Tuesday, October 2, 2012

Waukesha Costs, Other Water Deal Details Could Come Tonight

The parties may disclose tonight in separate, coordinated City Hall presentations the estimated cost of piping Lake Michigan water from the City of Oak Creek to the City of Waukesha.

It does not appear that either City intends to hold a public hearing before discussing and voting on the plan, so it looks like a done deal.

Waukesha had previously estimated the cost at $261 million - - far in excess of $164 million to do a similar deal with closer-by Milwaukee.

Waukesha opted not to negotiate with Milwaukee after touting Milwaukee as its preferred water seller in a pending Lake Michigan diversion application and plan.

The sticking point with Milwaukee was Waukesha's insistence that it be allowed to send diverted water outside of its municipal border to portions of four neighboring communities - - a controversial portion of an already-slow-moving water diversion application that needs all eight Great Lakes states' Governors to give their unanimous approval before construction can start.

Other significant details that could be disclosed tonight include the water delivery piping route and a plan to return the water to the lake.

The multi-state agreement governing such diversions says the return be made as close as possible to the source; Waukesha's application designates the return route down Wauwatosa's Underwood Creek and into the Menomonee River in Milwaukee, but that plan was based on the City of Milwaukee as the water's source and may not meet the agreement's return criteria.

The application is still being reviewed by Wisconsin's DNR; the agency has yet to release a proposed Environmental Impact Statement or schedule it for hearings as part of its review. It is up to the DNR to decide if and when to send the application to the other Great Lakes states for approvals that must be unanimous.

No one knows what the final cost will be by mid-2018, when Waukesha must provide its customers a new water supply.
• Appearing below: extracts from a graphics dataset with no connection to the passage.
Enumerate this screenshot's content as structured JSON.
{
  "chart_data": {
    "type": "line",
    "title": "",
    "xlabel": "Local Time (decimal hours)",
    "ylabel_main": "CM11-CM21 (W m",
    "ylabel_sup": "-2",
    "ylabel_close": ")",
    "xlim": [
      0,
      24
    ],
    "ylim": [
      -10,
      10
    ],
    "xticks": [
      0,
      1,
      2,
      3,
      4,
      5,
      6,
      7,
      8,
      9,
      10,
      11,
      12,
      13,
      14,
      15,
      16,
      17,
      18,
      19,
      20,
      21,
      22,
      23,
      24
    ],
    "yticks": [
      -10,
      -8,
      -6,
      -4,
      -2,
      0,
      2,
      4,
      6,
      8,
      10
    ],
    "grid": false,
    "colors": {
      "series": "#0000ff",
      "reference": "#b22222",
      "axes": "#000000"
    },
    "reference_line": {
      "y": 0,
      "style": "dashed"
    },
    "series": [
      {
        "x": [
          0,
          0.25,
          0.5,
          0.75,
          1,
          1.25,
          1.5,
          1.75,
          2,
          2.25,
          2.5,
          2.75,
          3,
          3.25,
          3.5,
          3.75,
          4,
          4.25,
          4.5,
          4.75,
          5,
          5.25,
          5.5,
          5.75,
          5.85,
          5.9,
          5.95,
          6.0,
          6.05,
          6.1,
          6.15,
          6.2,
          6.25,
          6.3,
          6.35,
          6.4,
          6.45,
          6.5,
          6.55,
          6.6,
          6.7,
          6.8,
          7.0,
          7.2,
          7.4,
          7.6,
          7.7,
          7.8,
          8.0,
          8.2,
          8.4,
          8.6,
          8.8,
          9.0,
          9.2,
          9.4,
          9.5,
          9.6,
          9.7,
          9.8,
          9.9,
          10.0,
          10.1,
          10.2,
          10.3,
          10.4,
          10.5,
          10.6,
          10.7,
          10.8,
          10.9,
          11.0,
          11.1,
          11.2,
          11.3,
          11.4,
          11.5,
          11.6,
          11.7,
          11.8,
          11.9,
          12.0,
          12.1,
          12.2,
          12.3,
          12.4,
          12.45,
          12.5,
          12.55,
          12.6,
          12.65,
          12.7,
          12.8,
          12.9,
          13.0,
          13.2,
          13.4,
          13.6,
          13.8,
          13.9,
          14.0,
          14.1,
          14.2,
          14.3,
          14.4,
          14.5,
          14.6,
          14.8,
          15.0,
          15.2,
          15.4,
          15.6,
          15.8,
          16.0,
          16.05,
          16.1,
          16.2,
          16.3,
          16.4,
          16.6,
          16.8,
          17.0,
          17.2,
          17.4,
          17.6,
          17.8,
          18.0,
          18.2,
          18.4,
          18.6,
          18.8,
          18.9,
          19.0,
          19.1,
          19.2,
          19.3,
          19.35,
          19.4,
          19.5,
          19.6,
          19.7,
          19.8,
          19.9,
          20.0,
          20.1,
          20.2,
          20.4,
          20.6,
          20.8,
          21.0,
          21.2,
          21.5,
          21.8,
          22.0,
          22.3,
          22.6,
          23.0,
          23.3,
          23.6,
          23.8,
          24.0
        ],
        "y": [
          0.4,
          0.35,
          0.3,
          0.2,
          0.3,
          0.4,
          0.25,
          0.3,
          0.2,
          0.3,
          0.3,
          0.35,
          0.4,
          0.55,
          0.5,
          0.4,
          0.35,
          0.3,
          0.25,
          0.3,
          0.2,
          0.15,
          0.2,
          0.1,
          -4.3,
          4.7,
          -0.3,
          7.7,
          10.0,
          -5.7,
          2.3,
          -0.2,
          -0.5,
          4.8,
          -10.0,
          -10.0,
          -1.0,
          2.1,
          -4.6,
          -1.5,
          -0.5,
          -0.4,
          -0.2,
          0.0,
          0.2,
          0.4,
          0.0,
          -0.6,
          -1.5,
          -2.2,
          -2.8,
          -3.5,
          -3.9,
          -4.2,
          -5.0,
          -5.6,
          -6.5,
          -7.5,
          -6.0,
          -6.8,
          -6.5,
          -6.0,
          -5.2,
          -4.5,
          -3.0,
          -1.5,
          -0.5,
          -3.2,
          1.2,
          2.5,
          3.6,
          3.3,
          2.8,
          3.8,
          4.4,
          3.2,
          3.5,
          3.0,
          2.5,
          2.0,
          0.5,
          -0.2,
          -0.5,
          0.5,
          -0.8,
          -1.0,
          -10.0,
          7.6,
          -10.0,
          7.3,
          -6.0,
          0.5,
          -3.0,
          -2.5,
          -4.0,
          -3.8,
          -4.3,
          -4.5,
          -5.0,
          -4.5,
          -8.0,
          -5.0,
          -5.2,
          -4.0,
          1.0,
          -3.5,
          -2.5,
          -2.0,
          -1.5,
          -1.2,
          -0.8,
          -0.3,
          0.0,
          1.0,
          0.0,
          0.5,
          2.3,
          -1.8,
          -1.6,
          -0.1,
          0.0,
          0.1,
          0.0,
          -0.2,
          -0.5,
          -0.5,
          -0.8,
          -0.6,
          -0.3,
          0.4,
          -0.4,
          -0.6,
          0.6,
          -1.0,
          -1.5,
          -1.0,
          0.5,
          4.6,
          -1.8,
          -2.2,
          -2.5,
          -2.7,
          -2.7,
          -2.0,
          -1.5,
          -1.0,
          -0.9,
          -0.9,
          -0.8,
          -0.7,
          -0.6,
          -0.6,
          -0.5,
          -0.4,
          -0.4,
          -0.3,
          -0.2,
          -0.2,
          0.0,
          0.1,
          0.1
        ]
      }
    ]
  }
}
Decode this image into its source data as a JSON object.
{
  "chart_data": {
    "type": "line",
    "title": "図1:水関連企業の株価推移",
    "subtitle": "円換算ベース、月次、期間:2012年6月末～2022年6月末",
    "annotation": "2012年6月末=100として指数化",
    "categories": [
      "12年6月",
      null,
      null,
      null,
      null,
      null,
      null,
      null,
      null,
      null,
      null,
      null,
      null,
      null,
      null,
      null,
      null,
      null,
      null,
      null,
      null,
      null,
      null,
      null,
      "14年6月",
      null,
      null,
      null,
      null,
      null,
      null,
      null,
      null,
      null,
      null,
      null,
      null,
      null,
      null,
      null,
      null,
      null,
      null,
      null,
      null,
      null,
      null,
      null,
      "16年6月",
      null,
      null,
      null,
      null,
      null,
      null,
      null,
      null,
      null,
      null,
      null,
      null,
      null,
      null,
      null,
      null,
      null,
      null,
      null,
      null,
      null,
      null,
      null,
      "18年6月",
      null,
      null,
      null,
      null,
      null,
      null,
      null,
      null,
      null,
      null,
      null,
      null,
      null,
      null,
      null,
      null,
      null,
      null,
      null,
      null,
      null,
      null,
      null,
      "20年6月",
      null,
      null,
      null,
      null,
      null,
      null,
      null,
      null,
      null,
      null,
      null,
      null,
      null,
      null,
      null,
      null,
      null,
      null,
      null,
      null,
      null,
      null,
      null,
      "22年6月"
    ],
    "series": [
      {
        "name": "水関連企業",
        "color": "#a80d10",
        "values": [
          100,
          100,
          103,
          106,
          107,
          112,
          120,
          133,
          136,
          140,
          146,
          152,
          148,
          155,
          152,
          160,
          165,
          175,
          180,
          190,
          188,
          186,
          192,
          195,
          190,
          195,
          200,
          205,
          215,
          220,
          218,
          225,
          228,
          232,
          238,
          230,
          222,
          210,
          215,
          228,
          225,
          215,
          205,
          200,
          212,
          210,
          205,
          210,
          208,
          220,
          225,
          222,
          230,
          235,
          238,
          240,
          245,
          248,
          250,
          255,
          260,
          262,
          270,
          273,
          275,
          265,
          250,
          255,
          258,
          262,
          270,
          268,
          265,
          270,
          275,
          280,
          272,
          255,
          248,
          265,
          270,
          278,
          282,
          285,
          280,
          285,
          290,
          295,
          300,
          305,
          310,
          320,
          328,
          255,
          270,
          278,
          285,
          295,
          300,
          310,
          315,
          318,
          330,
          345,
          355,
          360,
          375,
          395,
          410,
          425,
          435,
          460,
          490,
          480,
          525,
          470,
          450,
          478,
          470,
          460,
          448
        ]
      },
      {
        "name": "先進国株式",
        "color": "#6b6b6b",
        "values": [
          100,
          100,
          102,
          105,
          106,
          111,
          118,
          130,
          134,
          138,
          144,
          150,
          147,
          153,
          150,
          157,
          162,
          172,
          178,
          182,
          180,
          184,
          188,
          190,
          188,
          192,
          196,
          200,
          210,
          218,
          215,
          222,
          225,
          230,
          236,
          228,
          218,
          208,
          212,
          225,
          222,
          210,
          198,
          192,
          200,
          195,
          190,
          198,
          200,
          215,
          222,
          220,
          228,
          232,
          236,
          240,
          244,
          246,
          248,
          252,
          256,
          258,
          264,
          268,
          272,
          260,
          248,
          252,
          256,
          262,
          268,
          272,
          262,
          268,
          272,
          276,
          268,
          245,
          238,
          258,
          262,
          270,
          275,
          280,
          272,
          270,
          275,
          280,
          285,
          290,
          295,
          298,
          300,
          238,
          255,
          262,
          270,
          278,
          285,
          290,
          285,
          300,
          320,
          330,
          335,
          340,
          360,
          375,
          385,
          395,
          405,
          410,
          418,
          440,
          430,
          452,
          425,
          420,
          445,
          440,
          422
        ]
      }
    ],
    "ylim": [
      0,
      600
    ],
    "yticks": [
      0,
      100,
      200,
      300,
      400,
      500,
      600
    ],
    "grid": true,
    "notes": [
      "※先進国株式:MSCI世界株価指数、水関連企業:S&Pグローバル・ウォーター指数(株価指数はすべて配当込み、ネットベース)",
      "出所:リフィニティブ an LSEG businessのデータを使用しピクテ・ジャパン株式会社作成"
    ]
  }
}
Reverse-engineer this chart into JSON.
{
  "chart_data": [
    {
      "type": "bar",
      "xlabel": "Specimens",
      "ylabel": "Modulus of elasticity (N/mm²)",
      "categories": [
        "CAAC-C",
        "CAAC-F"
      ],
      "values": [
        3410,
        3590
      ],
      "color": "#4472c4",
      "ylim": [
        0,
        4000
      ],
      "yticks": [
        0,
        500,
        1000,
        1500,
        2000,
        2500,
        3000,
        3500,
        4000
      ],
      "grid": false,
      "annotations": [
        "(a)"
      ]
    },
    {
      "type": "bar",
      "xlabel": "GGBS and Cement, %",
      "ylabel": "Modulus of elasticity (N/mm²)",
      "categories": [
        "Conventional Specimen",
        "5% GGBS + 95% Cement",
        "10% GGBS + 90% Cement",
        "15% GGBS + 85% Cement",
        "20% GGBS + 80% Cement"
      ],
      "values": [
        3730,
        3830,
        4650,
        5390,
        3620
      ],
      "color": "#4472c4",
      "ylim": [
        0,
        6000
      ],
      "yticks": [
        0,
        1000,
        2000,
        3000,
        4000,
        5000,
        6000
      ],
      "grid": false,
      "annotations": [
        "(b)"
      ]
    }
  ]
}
Some big projects come in at or under budget, like the Marquette Interchange, around $800 million.

And some big construction plans don't: What became known as Miller Park to replace County Stadium was talked about as a $120 million project, then a $250 million project per Tommy Thompson, before it escalated to $414 million. 

And just this weekend we learned that We Energies' Oak Creek power plant has come in $178 million over budget, and it's not clear who will absorb those costs.